Lucas l’atypique
L’entraîneur-mentor de Laure Manaudou détonne dans le monde policé de la natation française. Personnage controversé, Philippe Lucas cultive sa différence et n’a que pour seule obsession la réussite de ses nageurs.
Par Mathieu Idiart
Entraîneur dès l’âge de 20 ans
Mars 2000, championnats de France à Rennes. Philippe Lucas, alors entraîneur au Cercle des nageurs de Melun Val-de-Seine, repère dans les bassins une gamine de 14 ans pas comme les autres. «Elle allait vite. Elle était grande, fine, puissante. Je voulais l'avoir sous ma coupe», se remémore-t-il dans les colonnes du Figaro. Les destins de Laure Manaudou et de Philippe Lucas seront dès lors liés, la jeune espoir emménageant en septembre 2001 à Melun chez son nouveau guide. Une décision douloureuse pour les parents de Laure, Jean-Luc et Olga, atténuée par la conviction que cette séparation est pour le bien de leur surdouée de fille. Philippe Lucas jouit en effet d’une certaine réputation dans le milieu. Celle d’un entraîneur autodidacte officiant dès l’âge de 20 ans avec lui-même comme premier cobaye. «J’étais une tringle», reconnaît-il modestement. Son talent sera alors de faire éclore celui des autres. Première réussite, Julia Reggiany, sa future épouse, qu’il qualifie pour les Jeux Olympiques de Barcelone en 1992. Sous sa férule, David Abrard et Nadège Cliton connaîtront le même succès en 1996 mais Lucas devra attendre l’émergence de Manaudou pour côtoyer les podiums internationaux.
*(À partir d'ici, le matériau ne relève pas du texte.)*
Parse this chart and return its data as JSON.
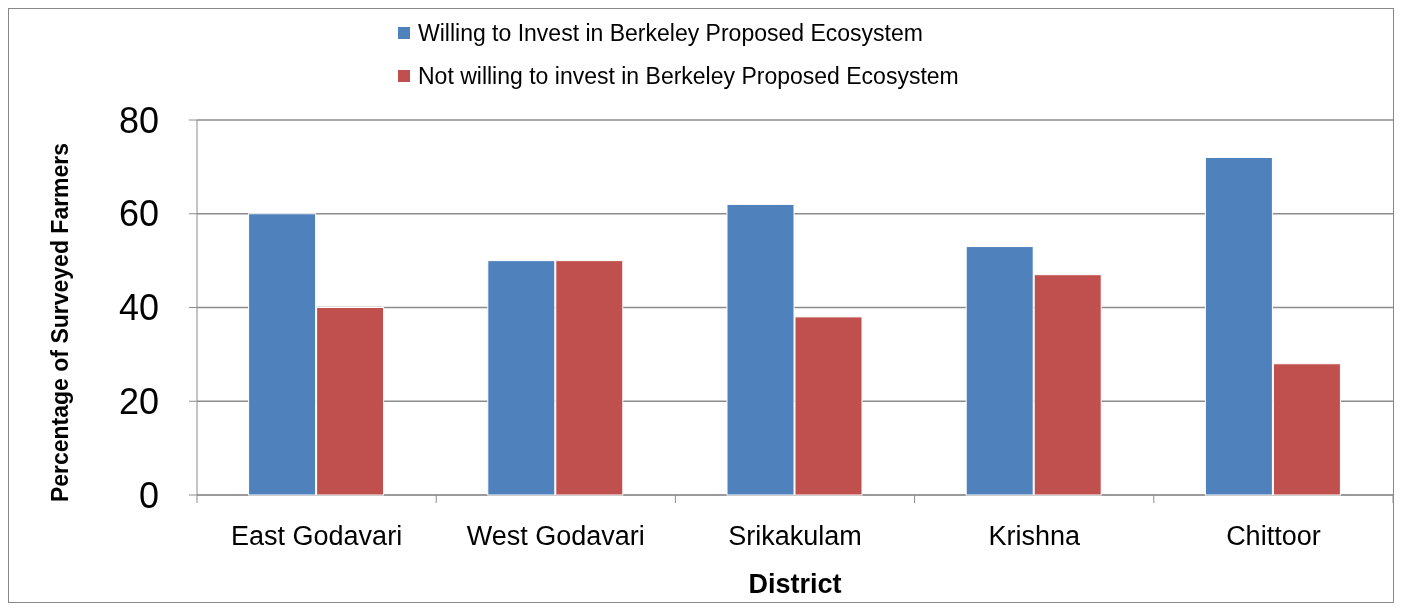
{
  "chart_data": {
    "type": "bar",
    "xlabel": "District",
    "ylabel": "Percentage of Surveyed Farmers",
    "categories": [
      "East Godavari",
      "West Godavari",
      "Srikakulam",
      "Krishna",
      "Chittoor"
    ],
    "series": [
      {
        "name": "Willing to Invest in Berkeley Proposed Ecosystem",
        "color": "#4f81bd",
        "values": [
          60,
          50,
          62,
          53,
          72
        ]
      },
      {
        "name": "Not willing to invest in Berkeley Proposed Ecosystem",
        "color": "#c0504d",
        "values": [
          40,
          50,
          38,
          47,
          28
        ]
      }
    ],
    "ylim": [
      0,
      80
    ],
    "yticks": [
      0,
      20,
      40,
      60,
      80
    ],
    "grid": "y",
    "legend": "top"
  }
}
Relation fusionnelle avec Manaudou
Souvent raillé pour son apparence plus digne d’un Hell’s Angel que d’un entraîneur associé à l’équipe de France de natation (depuis 2004), Philippe Lucas ne passe jamais inaperçu près des bassins, avec ses débardeurs et sa crinière blonde. L’aspect extérieur surprend. Pis, sa relation avec son athlète choque après une séquence passée en boucle à la télévision où Lucas passe une soufflante à Manaudou que n’aurait pas renié un Laporte des grands jours. Mais s’offusquer d’une telle scène, c’est ne pas comprendre la relation passionnée qui unit ces deux caractères. Cet amour filial suit le rythme des éclats de voix et des réconciliations au fil des succès. Une relation savamment entretenue par Lucas qui revendique autant son intransigeance à l’entraînement que la liberté accordée à ses nageurs en dehors des bassins en prônant l’auto-responsabilisation.
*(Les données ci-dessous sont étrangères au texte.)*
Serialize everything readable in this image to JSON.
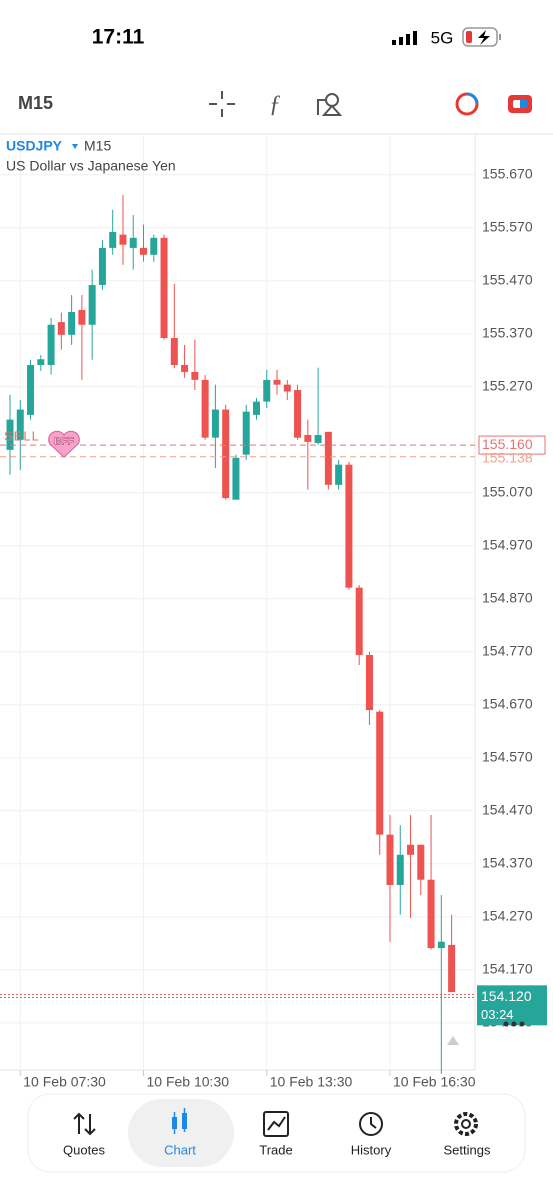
{
  "status_bar": {
    "time": "17:11",
    "network": "5G"
  },
  "toolbar": {
    "timeframe": "M15"
  },
  "chart_data": {
    "type": "candlestick",
    "symbol": "USDJPY",
    "timeframe": "M15",
    "subtitle": "US Dollar vs Japanese Yen",
    "categories": [
      null,
      "10 Feb 07:30",
      null,
      null,
      null,
      null,
      null,
      null,
      null,
      null,
      null,
      null,
      null,
      "10 Feb 10:30",
      null,
      null,
      null,
      null,
      null,
      null,
      null,
      null,
      null,
      null,
      null,
      "10 Feb 13:30",
      null,
      null,
      null,
      null,
      null,
      null,
      null,
      null,
      null,
      null,
      null,
      "10 Feb 16:30",
      null,
      null,
      null,
      null,
      null,
      null
    ],
    "open": [
      155.151,
      155.17,
      155.217,
      155.311,
      155.311,
      155.392,
      155.368,
      155.415,
      155.387,
      155.462,
      155.532,
      155.557,
      155.532,
      155.532,
      155.519,
      155.551,
      155.362,
      155.311,
      155.298,
      155.283,
      155.174,
      155.227,
      155.057,
      155.142,
      155.217,
      155.242,
      155.283,
      155.274,
      155.264,
      155.179,
      155.164,
      155.185,
      155.085,
      155.123,
      154.891,
      154.764,
      154.657,
      154.425,
      154.33,
      154.406,
      154.406,
      154.34,
      154.211,
      154.217
    ],
    "high": [
      155.255,
      155.245,
      155.321,
      155.33,
      155.4,
      155.41,
      155.443,
      155.443,
      155.491,
      155.547,
      155.604,
      155.632,
      155.594,
      155.576,
      155.557,
      155.557,
      155.464,
      155.349,
      155.359,
      155.292,
      155.274,
      155.236,
      155.142,
      155.236,
      155.249,
      155.302,
      155.302,
      155.283,
      155.274,
      155.208,
      155.306,
      155.185,
      155.132,
      155.128,
      154.896,
      154.77,
      154.66,
      154.462,
      154.443,
      154.462,
      154.406,
      154.462,
      154.311,
      154.274
    ],
    "low": [
      155.104,
      155.113,
      155.208,
      155.3,
      155.293,
      155.34,
      155.349,
      155.283,
      155.321,
      155.453,
      155.519,
      155.5,
      155.491,
      155.506,
      155.506,
      155.359,
      155.305,
      155.287,
      155.264,
      155.17,
      155.117,
      155.057,
      155.057,
      155.132,
      155.208,
      155.23,
      155.255,
      155.245,
      155.17,
      155.076,
      155.161,
      155.076,
      155.076,
      154.887,
      154.745,
      154.632,
      154.387,
      154.223,
      154.274,
      154.268,
      154.311,
      154.208,
      153.974,
      154.128
    ],
    "close": [
      155.208,
      155.227,
      155.311,
      155.322,
      155.387,
      155.368,
      155.411,
      155.387,
      155.462,
      155.532,
      155.562,
      155.538,
      155.551,
      155.519,
      155.551,
      155.362,
      155.311,
      155.298,
      155.283,
      155.174,
      155.227,
      155.06,
      155.136,
      155.223,
      155.242,
      155.283,
      155.274,
      155.261,
      155.174,
      155.166,
      155.179,
      155.085,
      155.123,
      154.891,
      154.764,
      154.66,
      154.425,
      154.33,
      154.387,
      154.387,
      154.34,
      154.211,
      154.223,
      154.128
    ],
    "colors": {
      "up": "#26a69a",
      "down": "#ef5350"
    },
    "ylim": [
      153.981,
      155.745
    ],
    "yticks": [
      {
        "value": 155.67,
        "label": "155.670"
      },
      {
        "value": 155.57,
        "label": "155.570"
      },
      {
        "value": 155.47,
        "label": "155.470"
      },
      {
        "value": 155.37,
        "label": "155.370"
      },
      {
        "value": 155.27,
        "label": "155.270"
      },
      {
        "value": 155.07,
        "label": "155.070"
      },
      {
        "value": 154.97,
        "label": "154.970"
      },
      {
        "value": 154.87,
        "label": "154.870"
      },
      {
        "value": 154.77,
        "label": "154.770"
      },
      {
        "value": 154.67,
        "label": "154.670"
      },
      {
        "value": 154.57,
        "label": "154.570"
      },
      {
        "value": 154.47,
        "label": "154.470"
      },
      {
        "value": 154.37,
        "label": "154.370"
      },
      {
        "value": 154.27,
        "label": "154.270"
      },
      {
        "value": 154.17,
        "label": "154.170"
      },
      {
        "value": 154.07,
        "label": "154.070"
      }
    ],
    "grid": true,
    "price_lines": [
      {
        "value": 155.16,
        "label": "155.160",
        "color": "#e57373"
      },
      {
        "value": 155.138,
        "label": "155.138",
        "color": "#f0a08a"
      }
    ],
    "bid": {
      "value": 154.12,
      "label": "154.120",
      "color": "#26a69a",
      "timer": "03:24"
    },
    "order": {
      "label": "SELL",
      "badge": "BFF"
    }
  },
  "nav": [
    {
      "label": "Quotes"
    },
    {
      "label": "Chart"
    },
    {
      "label": "Trade"
    },
    {
      "label": "History"
    },
    {
      "label": "Settings"
    }
  ]
}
Exigeant avec ses ouailles, l’entraîneur aux gros biscotos l’est également avec les autorités fédérales. Sa passe d’armes avec le DTN, Claude Fauquet, en 2004 lorsque ce dernier avait apporté un bémol au record du monde sur 1 500m en petit bassin de Manaudou, a marqué autant que la solidité du couple apparu plus uni que jamais durant cet épisode. Preuve de leur lien indéfectible, la championne olympique, ainsi que les autres nageurs du groupe, n’hésite pas un seul instant à suivre Lucas quand celui-ci claque la porte de son club de toujours, Melun, pour rejoindre le Canet-en-Roussillon devant les atermoiements du Conseil Général de Seine-et-Marne et de la mairie de Melun pour accéder à ses exigences. Dans la vague de son joyau, Lucas a glané sa parcelle de gloire, en atteste sa récente marionnette aux Guignols, mais ce puriste n’en a cure. Son seul objectif, voir ses poulains repousser leurs limites et notamment Manaudou dont il jure qu’elle n’a pas encore atteint la plénitude de son potentiel. Plutôt prometteur au vu de la razzia de Melbourne car désormais, lorsque Lucas parle, on ne s’arrête plus à ses excès de langages, on l’écoute.